Pada tahun 1970-an, ahli kimia ExxonMobil, Stanley Whittingham, menemukan baterai lithium-ion yang saat itu dianggap sebagai pencapaian besar dalam dunia teknologi. Namun, Exxon kehilangan minat dalam energi terbarukan, dan perusahaan lain mengambil alih untuk mengembangkan teknologi baterai ini lebih lanjut. Saat ini, dengan permintaan global akan minyak yang melambat, Exxon kembali fokus pada energi terbarukan. Pada hari Jumat, CEO perusahaan mengumumkan pengembangan grafit sintetis baru yang dapat meningkatkan masa pakai dan kinerja baterai kendaraan listrik.
Exxon menyatakan bahwa grafit baru ini dapat meningkatkan masa pakai baterai hingga 30% dan sedang diuji oleh beberapa produsen EV terkemuka. Grafit adalah bahan yang digunakan dalam anoda baterai lithium-ion untuk menyimpan elektron selama pengisian daya. Selain itu, Exxon mengakuisisi perusahaan pemrosesan grafit, Superior Graphite, untuk memperkuat rantai pasokan grafit sintetis di Amerika Serikat.
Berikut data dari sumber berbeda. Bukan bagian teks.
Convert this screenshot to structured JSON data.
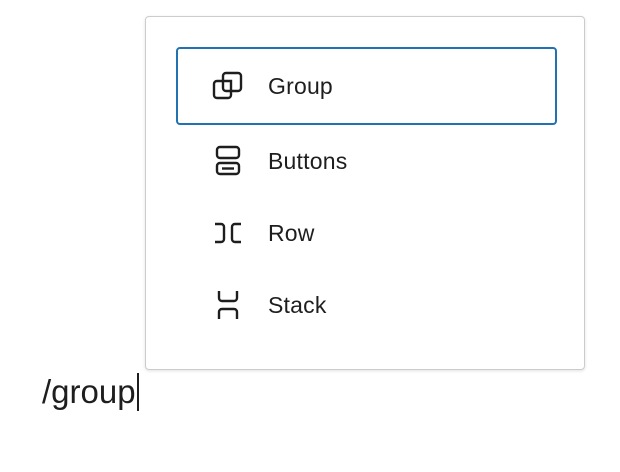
{
  "menu": {
    "items": [
      {
        "label": "Group",
        "icon": "group-icon",
        "selected": true
      },
      {
        "label": "Buttons",
        "icon": "buttons-icon",
        "selected": false
      },
      {
        "label": "Row",
        "icon": "row-icon",
        "selected": false
      },
      {
        "label": "Stack",
        "icon": "stack-icon",
        "selected": false
      }
    ]
  },
  "editor": {
    "input_text": "/group"
  },
  "colors": {
    "accent": "#2271b1",
    "text": "#1e1e1e",
    "border": "#cccccc"
  }
}
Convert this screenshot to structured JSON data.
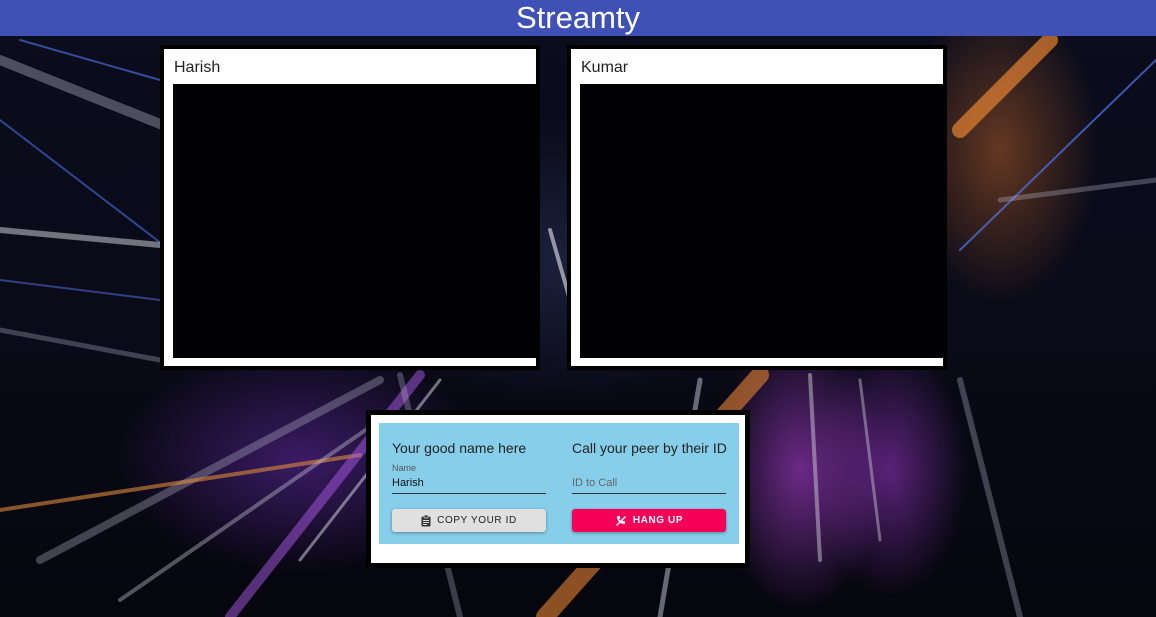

Grafit sendiri merupakan bahan yang penting namun penambangannya memerlukan banyak tenaga dan biaya. Exxon menyatakan bahwa grafit sintetis yang mereka kembangkan lebih efisien dan konsisten dalam kualitasnya. Perusahaan ini juga berinvestasi dalam produksi lithium dalam negeri dan mengembangkan proyek pertama mereka di Arkansas untuk memasok lithium ke produsen baterai terkemuka.
Dengan tren meningkatnya penggunaan kendaraan listrik yang menggantikan bahan bakar fosil, perusahaan minyak besar seperti Exxon, Shell, dan BP berusaha menemukan sumber pendapatan alternatif dalam industri energi terbarukan. Langkah-langkah ini tidak hanya bagian dari diversifikasi portofolio perusahaan, tetapi juga mencerminkan kebutuhan akan inovasi dan adaptasi untuk menghadapi perubahan waktu.